В революционной России он встал дыбом в Харькове в 1925 году, когда в издательстве «Космос» вышел тоненький сборник «Парнас дыбом», на титуле которого стояли имена не последних парнасцев – Блок, Белый, Гомер (и многих другие).
О чем же пели поэты и не только (на обложке средь имен выделялся автор «Записок о галльской войне» Гай Юлий Цезарь), сочинения которых составили эту книжицу? А пели они на этот раз о предметах отнюдь не возвышенных – скорее приземленных. А именно «ПРО СОБАК, КОЗЛОВ и ВЕВЕРЛЕЕВ».
Охочий до поэзии Саши Черного («Есть парламент, нет? Бог весть, Я не знаю. Черти знают. Вот тоска – я знаю – есть…»), Блока («Ночь. Улица. Фонарь. Аптека…») или Бунина («В полночь выхожу один из дома…») и снедаемый любопытством читатель в мгновение ока смел с книжных прилавков сборничек, дабы узнать, что могли сочинить любимые поэты про наших козлов, собак и не наших веверлеев.
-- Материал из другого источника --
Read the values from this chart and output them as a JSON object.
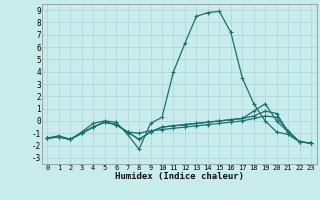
{
  "xlabel": "Humidex (Indice chaleur)",
  "bg_color": "#c8ecec",
  "grid_color": "#b0d8d8",
  "line_color": "#1a7070",
  "xlim": [
    -0.5,
    23.5
  ],
  "ylim": [
    -3.5,
    9.5
  ],
  "xticks": [
    0,
    1,
    2,
    3,
    4,
    5,
    6,
    7,
    8,
    9,
    10,
    11,
    12,
    13,
    14,
    15,
    16,
    17,
    18,
    19,
    20,
    21,
    22,
    23
  ],
  "yticks": [
    -3,
    -2,
    -1,
    0,
    1,
    2,
    3,
    4,
    5,
    6,
    7,
    8,
    9
  ],
  "series": [
    {
      "x": [
        0,
        1,
        2,
        3,
        4,
        5,
        6,
        7,
        8,
        9,
        10,
        11,
        12,
        13,
        14,
        15,
        16,
        17,
        18,
        19,
        20,
        21,
        22,
        23
      ],
      "y": [
        -1.4,
        -1.2,
        -1.5,
        -0.9,
        -0.2,
        0.0,
        -0.1,
        -1.1,
        -2.3,
        -0.2,
        0.3,
        4.0,
        6.3,
        8.5,
        8.8,
        8.9,
        7.2,
        3.5,
        1.4,
        0.0,
        -0.9,
        -1.1,
        -1.7,
        -1.8
      ]
    },
    {
      "x": [
        0,
        1,
        2,
        3,
        4,
        5,
        6,
        7,
        8,
        9,
        10,
        11,
        12,
        13,
        14,
        15,
        16,
        17,
        18,
        19,
        20,
        21,
        22,
        23
      ],
      "y": [
        -1.4,
        -1.3,
        -1.5,
        -1.0,
        -0.5,
        -0.1,
        -0.3,
        -0.9,
        -1.0,
        -0.8,
        -0.7,
        -0.6,
        -0.5,
        -0.4,
        -0.3,
        -0.2,
        -0.1,
        0.0,
        0.2,
        0.4,
        0.3,
        -0.8,
        -1.7,
        -1.8
      ]
    },
    {
      "x": [
        0,
        1,
        2,
        3,
        4,
        5,
        6,
        7,
        8,
        9,
        10,
        11,
        12,
        13,
        14,
        15,
        16,
        17,
        18,
        19,
        20,
        21,
        22,
        23
      ],
      "y": [
        -1.4,
        -1.3,
        -1.5,
        -1.0,
        -0.5,
        -0.1,
        -0.3,
        -0.9,
        -1.5,
        -0.9,
        -0.5,
        -0.4,
        -0.3,
        -0.2,
        -0.1,
        0.0,
        0.1,
        0.2,
        0.4,
        0.8,
        0.6,
        -0.9,
        -1.7,
        -1.8
      ]
    },
    {
      "x": [
        0,
        1,
        2,
        3,
        4,
        5,
        6,
        7,
        8,
        9,
        10,
        11,
        12,
        13,
        14,
        15,
        16,
        17,
        18,
        19,
        20,
        21,
        22,
        23
      ],
      "y": [
        -1.4,
        -1.3,
        -1.5,
        -1.0,
        -0.5,
        -0.1,
        -0.3,
        -0.9,
        -1.5,
        -0.9,
        -0.5,
        -0.4,
        -0.3,
        -0.2,
        -0.1,
        0.0,
        0.1,
        0.2,
        0.8,
        1.4,
        0.0,
        -0.9,
        -1.7,
        -1.8
      ]
    }
  ]
}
И что же он прочитал на этот раз?
У Блока про пришельца-веверлея было, что он чистоплотен до невозможности, каждый вечер «меж дачами и огородами», «где дамы щеголяют модами», в гордом одиночестве прокладывает свой путь к пруду, в который стремительно погружает свое бренное тело. Бунин с сердечною мукою повествовал о трагедии «лукавого пса», утащившего у некоего попа мясо, и которого этот самый поп предал жестокой казни в сарае: «Берет топор. /И, наточив о камень,/ Псу говорит в последний раз: прощай…»
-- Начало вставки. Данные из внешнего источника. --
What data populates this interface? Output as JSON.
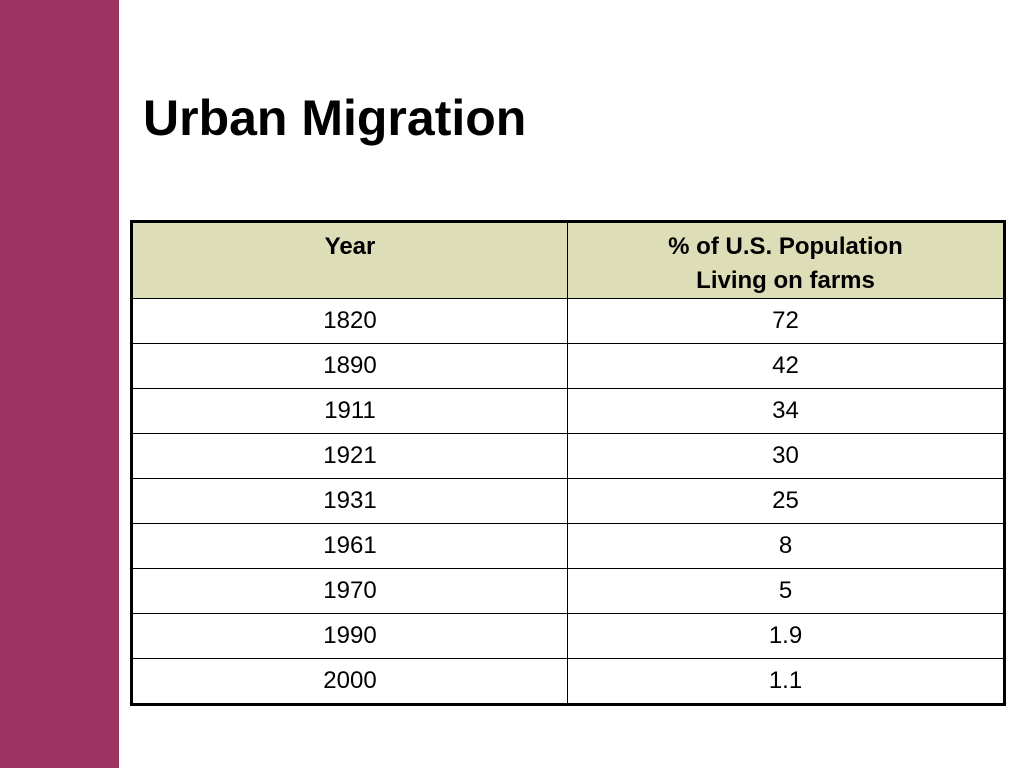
{
  "colors": {
    "side_bar": "#9B3461",
    "header_fill": "#DDDDB8",
    "background": "#FFFFFF",
    "border": "#000000"
  },
  "slide": {
    "title": "Urban Migration"
  },
  "table": {
    "headers": {
      "year": "Year",
      "percent_line1": "% of U.S. Population",
      "percent_line2": "Living on farms"
    },
    "rows": [
      {
        "year": "1820",
        "percent": "72"
      },
      {
        "year": "1890",
        "percent": "42"
      },
      {
        "year": "1911",
        "percent": "34"
      },
      {
        "year": "1921",
        "percent": "30"
      },
      {
        "year": "1931",
        "percent": "25"
      },
      {
        "year": "1961",
        "percent": "8"
      },
      {
        "year": "1970",
        "percent": "5"
      },
      {
        "year": "1990",
        "percent": "1.9"
      },
      {
        "year": "2000",
        "percent": "1.1"
      }
    ]
  }
}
Саша Черный в сердцах ругался («и чего смотрела старая дура?»), однако будучи гуманистом, жалел одинокую старуху, не уберегшую свое единственное сокровище от задравших его волков, но, проявляя справедливость – поскольку серые разбойники все же не до конца съели бедного козлика и оставили старухе рожки да ножки, – утверждал, что с их стороны это было «очень мило».
Интрига
Бабушка козлика очень любила. А если нет козлика, то можно любить и козочку. Макс Либерман. Женщина с козами. 1890. Новая картинная галерея. Мюнхен |
Любители изящной словесности прочитанным восхитились, но терялись в догадках: кто же на самом деле был сочинителем этих вызывавших смех произведений? Потому что имен тех, кто взял на себя смелость сочинить от лица классиков (Пушкин, Некрасов) и неклассиков (ну, увольте – какие там Виктор Гофман или Игорь Северянин классики) эти шуточные безделицы, – не было.
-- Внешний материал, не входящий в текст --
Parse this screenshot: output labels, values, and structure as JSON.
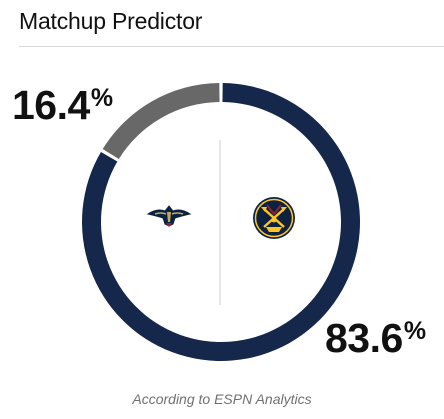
{
  "header": {
    "title": "Matchup Predictor"
  },
  "chart_data": {
    "type": "pie",
    "style": "donut",
    "slices": [
      {
        "team": "New Orleans Pelicans",
        "logo_icon": "pelicans-logo-icon",
        "value": 16.4,
        "color": "#686868",
        "label": "16.4",
        "unit": "%"
      },
      {
        "team": "Denver Nuggets",
        "logo_icon": "nuggets-logo-icon",
        "value": 83.6,
        "color": "#15274a",
        "label": "83.6",
        "unit": "%"
      }
    ],
    "start_angle_deg": 0,
    "direction": "counterclockwise-from-top for first slice"
  },
  "footer": {
    "note": "According to ESPN Analytics"
  }
}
Впрочем, вскоре интрига разрешилась, но не до конца, – во втором издании были указаны составители сборника, укрывшиеся под таинственными инициалами Э.С.П., А.Г.Р., А.М.Ф.
И вновь осталось загадкой, кто покусился на святое.
Загадка держалась целых 60 лет, пока издательство «Художественная литература» на волне перестройки и интереса не только ко всему хранящемуся в писательских письменных столах (а хранилось-то всего ничего), но и некогда изданному, давно забытому и непереиздававшемуся (вот здесь запасов было немерено), не проявило интерес к этим вариациям на тему козлов, собак и прочих веверлеев.
Рукописи, как известно, не горят, изданные однажды книги – не умирают.
В 1989 году в серии «Забытая книга» вздыбленный в 1925-м Парнас возродился, и все узнали, что за авторы скрывались за инициалами, вынесенными на обложку второго издания. Узнали, что знаменитая душераздирающая история про попа, у которого была собака, а он ее убил – сами знаете за что, прозвучала, например, в изложении Бабеля. А не менее трагическая история про единственного козлика, которого бабушка, оставшись в одиночестве, очень любила, но который по своему козлиному недомыслию отправился погулять в лес, а там на него напали злые голодные волки, после чего бабушке осталось известно что, – была изложена орнаментальным стилем Ремизова. А о любовной трагедии героини после того, как ее покинул коварный веверлей, повествовала Ахматова, та самая, которая когда-то в душевном томленье на правую руку надела перчатку с левой руки.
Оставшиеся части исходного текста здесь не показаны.